Más aún, es lo que ha hecho posible el desarrollo del neocortex, y es lo que hará posible
que podamos desarrollar plenamente todas sus potenciales, es decir, el respeto, la
admiración, la creatividad y la espiritualidad; en definitiva, la capacidad de reconocer lo
divino en lo humano.
Así pues, pienso que es a través del cuidado y apoyo mutuo generoso y desinteresado
como la humanidad puede desarrollar su capacidad de evolucionar hacia lo divino. De lo
contrario seguiremos estancados en nuestra evolución natural; o como hasta ahora,
avanzando a un ritmo tan lento que, tal vez, inhabilitemos el Planeta para nuestro propio
sustento, y para algunas otras especies, antes de haber desarrollado todo nuestro potencial
como especie, antes de haber concluido el experimento para el que estamos en este
planeta; y, por tanto, podemos haber desperdiciado el sentido de nuestra vida como
individuos.
Pero para que nuestra especie pueda seguir la evolución natural que le es propia, es
condición básica que podamos reconocer al otro como un ser tan digno de amor y
consideración como uno mismo, y no sólo con la palabra; en teoría sabemos que todos
somos iguales, pero en la practica… Cuestión no fácil puesto que estamos habituados a
reconocerlo no como sujeto de igual a igual, sino como objeto para la satisfacción
personal y narcisista.
Al fin y al cabo tan solo se trata de aplicar la Regla de Oro de todas las tradiciones
espirituales: ama al otro como a ti mismo. Lo que ocurre es que amarse a sí mismo
armónica y equilibradamente desde los tres amores, es verdaderamente difícil,
simplemente por desconocimiento de nosotros mismos.
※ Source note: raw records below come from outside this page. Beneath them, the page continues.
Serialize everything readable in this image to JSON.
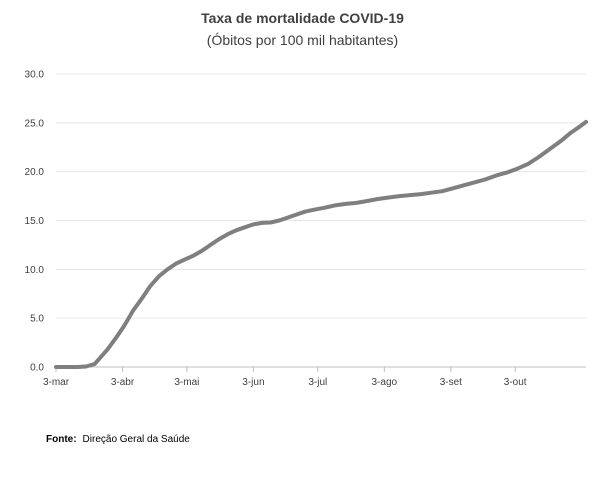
{
  "chart_data": {
    "type": "line",
    "title": "Taxa de mortalidade COVID-19",
    "subtitle": "(Óbitos por 100 mil habitantes)",
    "xlabel": "",
    "ylabel": "",
    "ylim": [
      0,
      30
    ],
    "yticks": [
      "0.0",
      "5.0",
      "10.0",
      "15.0",
      "20.0",
      "25.0",
      "30.0"
    ],
    "ytick_values": [
      0,
      5,
      10,
      15,
      20,
      25,
      30
    ],
    "xlim_days": [
      0,
      247
    ],
    "xticks": [
      {
        "label": "3-mar",
        "day": 0
      },
      {
        "label": "3-abr",
        "day": 31
      },
      {
        "label": "3-mai",
        "day": 61
      },
      {
        "label": "3-jun",
        "day": 92
      },
      {
        "label": "3-jul",
        "day": 122
      },
      {
        "label": "3-ago",
        "day": 153
      },
      {
        "label": "3-set",
        "day": 184
      },
      {
        "label": "3-out",
        "day": 214
      }
    ],
    "series": [
      {
        "name": "Taxa de mortalidade",
        "color": "#7f7f7f",
        "x": [
          0,
          10,
          14,
          18,
          20,
          24,
          28,
          32,
          36,
          40,
          44,
          48,
          52,
          56,
          60,
          64,
          68,
          72,
          76,
          80,
          84,
          88,
          92,
          96,
          100,
          104,
          108,
          112,
          116,
          120,
          125,
          130,
          135,
          140,
          145,
          150,
          155,
          160,
          165,
          170,
          175,
          180,
          185,
          190,
          195,
          200,
          205,
          210,
          215,
          220,
          225,
          230,
          235,
          240,
          244,
          247
        ],
        "values": [
          0.0,
          0.0,
          0.05,
          0.3,
          0.8,
          1.8,
          3.0,
          4.3,
          5.8,
          7.0,
          8.3,
          9.3,
          10.0,
          10.6,
          11.0,
          11.4,
          11.9,
          12.5,
          13.1,
          13.6,
          14.0,
          14.3,
          14.6,
          14.75,
          14.8,
          15.0,
          15.3,
          15.6,
          15.9,
          16.1,
          16.3,
          16.55,
          16.7,
          16.8,
          17.0,
          17.2,
          17.35,
          17.5,
          17.6,
          17.7,
          17.85,
          18.0,
          18.3,
          18.6,
          18.9,
          19.2,
          19.6,
          19.9,
          20.3,
          20.8,
          21.5,
          22.3,
          23.1,
          24.0,
          24.6,
          25.1
        ]
      }
    ]
  },
  "footer": {
    "source_label": "Fonte:",
    "source_text": "Direção Geral da Saúde"
  }
}
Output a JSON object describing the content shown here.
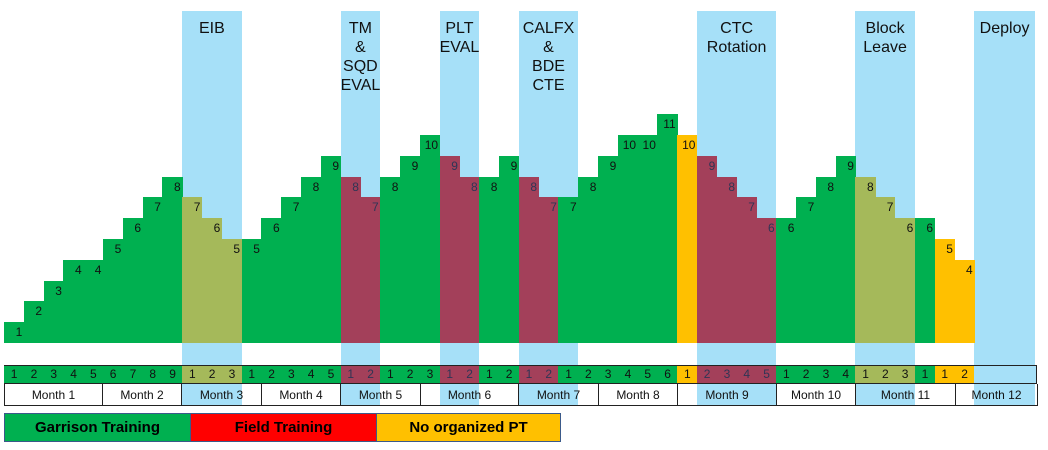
{
  "colors": {
    "garrison": "#00B050",
    "field": "#A3405A",
    "field_legend": "#FF0000",
    "none": "#FFC000",
    "garrison_in_event": "#A5B95A",
    "event_band": "#A6E0F8"
  },
  "events": [
    {
      "label": "EIB",
      "start_week": 9,
      "end_week": 12
    },
    {
      "label": "TM\n&\nSQD\nEVAL",
      "start_week": 17,
      "end_week": 19
    },
    {
      "label": "PLT\nEVAL",
      "start_week": 22,
      "end_week": 24
    },
    {
      "label": "CALFX\n&\nBDE\nCTE",
      "start_week": 26,
      "end_week": 29
    },
    {
      "label": "CTC\nRotation",
      "start_week": 35,
      "end_week": 39
    },
    {
      "label": "Block\nLeave",
      "start_week": 43,
      "end_week": 46
    },
    {
      "label": "Deploy",
      "start_week": 49,
      "end_week": 52
    }
  ],
  "chart_data": {
    "type": "bar",
    "title": "",
    "ylim": [
      0,
      11
    ],
    "weeks": [
      {
        "value": 1,
        "type": "garrison",
        "week": "1"
      },
      {
        "value": 2,
        "type": "garrison",
        "week": "2"
      },
      {
        "value": 3,
        "type": "garrison",
        "week": "3"
      },
      {
        "value": 4,
        "type": "garrison",
        "week": "4"
      },
      {
        "value": 4,
        "type": "garrison",
        "week": "5"
      },
      {
        "value": 5,
        "type": "garrison",
        "week": "6"
      },
      {
        "value": 6,
        "type": "garrison",
        "week": "7"
      },
      {
        "value": 7,
        "type": "garrison",
        "week": "8"
      },
      {
        "value": 8,
        "type": "garrison",
        "week": "9"
      },
      {
        "value": 7,
        "type": "garrison_in_event",
        "week": "1"
      },
      {
        "value": 6,
        "type": "garrison_in_event",
        "week": "2"
      },
      {
        "value": 5,
        "type": "garrison_in_event",
        "week": "3"
      },
      {
        "value": 5,
        "type": "garrison",
        "week": "1"
      },
      {
        "value": 6,
        "type": "garrison",
        "week": "2"
      },
      {
        "value": 7,
        "type": "garrison",
        "week": "3"
      },
      {
        "value": 8,
        "type": "garrison",
        "week": "4"
      },
      {
        "value": 9,
        "type": "garrison",
        "week": "5"
      },
      {
        "value": 8,
        "type": "field",
        "week": "1"
      },
      {
        "value": 7,
        "type": "field",
        "week": "2"
      },
      {
        "value": 8,
        "type": "garrison",
        "week": "1"
      },
      {
        "value": 9,
        "type": "garrison",
        "week": "2"
      },
      {
        "value": 10,
        "type": "garrison",
        "week": "3"
      },
      {
        "value": 9,
        "type": "field",
        "week": "1"
      },
      {
        "value": 8,
        "type": "field",
        "week": "2"
      },
      {
        "value": 8,
        "type": "garrison",
        "week": "1"
      },
      {
        "value": 9,
        "type": "garrison",
        "week": "2"
      },
      {
        "value": 8,
        "type": "field",
        "week": "1"
      },
      {
        "value": 7,
        "type": "field",
        "week": "2"
      },
      {
        "value": 7,
        "type": "garrison",
        "week": "1"
      },
      {
        "value": 8,
        "type": "garrison",
        "week": "2"
      },
      {
        "value": 9,
        "type": "garrison",
        "week": "3"
      },
      {
        "value": 10,
        "type": "garrison",
        "week": "4"
      },
      {
        "value": 10,
        "type": "garrison",
        "week": "5"
      },
      {
        "value": 11,
        "type": "garrison",
        "week": "6"
      },
      {
        "value": 10,
        "type": "none",
        "week": "1"
      },
      {
        "value": 9,
        "type": "field",
        "week": "2"
      },
      {
        "value": 8,
        "type": "field",
        "week": "3"
      },
      {
        "value": 7,
        "type": "field",
        "week": "4"
      },
      {
        "value": 6,
        "type": "field",
        "week": "5"
      },
      {
        "value": 6,
        "type": "garrison",
        "week": "1"
      },
      {
        "value": 7,
        "type": "garrison",
        "week": "2"
      },
      {
        "value": 8,
        "type": "garrison",
        "week": "3"
      },
      {
        "value": 9,
        "type": "garrison",
        "week": "4"
      },
      {
        "value": 8,
        "type": "garrison_in_event",
        "week": "1"
      },
      {
        "value": 7,
        "type": "garrison_in_event",
        "week": "2"
      },
      {
        "value": 6,
        "type": "garrison_in_event",
        "week": "3"
      },
      {
        "value": 6,
        "type": "garrison",
        "week": "1"
      },
      {
        "value": 5,
        "type": "none",
        "week": "1"
      },
      {
        "value": 4,
        "type": "none",
        "week": "2"
      }
    ],
    "months": [
      {
        "label": "Month 1",
        "start": 0,
        "end": 5
      },
      {
        "label": "Month 2",
        "start": 5,
        "end": 9
      },
      {
        "label": "Month 3",
        "start": 9,
        "end": 13
      },
      {
        "label": "Month 4",
        "start": 13,
        "end": 17
      },
      {
        "label": "Month 5",
        "start": 17,
        "end": 21
      },
      {
        "label": "Month 6",
        "start": 21,
        "end": 26
      },
      {
        "label": "Month 7",
        "start": 26,
        "end": 30
      },
      {
        "label": "Month 8",
        "start": 30,
        "end": 34
      },
      {
        "label": "Month 9",
        "start": 34,
        "end": 39
      },
      {
        "label": "Month 10",
        "start": 39,
        "end": 43
      },
      {
        "label": "Month 11",
        "start": 43,
        "end": 48
      },
      {
        "label": "Month 12",
        "start": 48,
        "end": 52
      }
    ]
  },
  "legend": [
    {
      "label": "Garrison Training",
      "color": "#00B050"
    },
    {
      "label": "Field Training",
      "color": "#FF0000"
    },
    {
      "label": "No organized PT",
      "color": "#FFC000"
    }
  ]
}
Confundimos el propio amor con
el amor propio y nos metemos en el puro y duro narcisismo, y mientras no nos vaciemos
de narcisismo, mientras no podamos hacernos pequeños para que el otro y el mundo se
hagan grandes, el amor compasivo y generoso es difícil que tenga cabida en nosotros.
Se nos dice: “Ama a Dios sobre todas las cosas, y al prójimo como a ti mismo”. Sin
embargo creo que es mucho más fácil amar a Dios que al prójimo, y también más fácil
amar al prójimo que a uno mismo. Por ello la alternativa sería: aprende a reconocerte
para poder amarte y cuidarte primeramente a ti mismo, luego desarrolla este amor hacia
tu prójimo y él te llevará a la divinidad.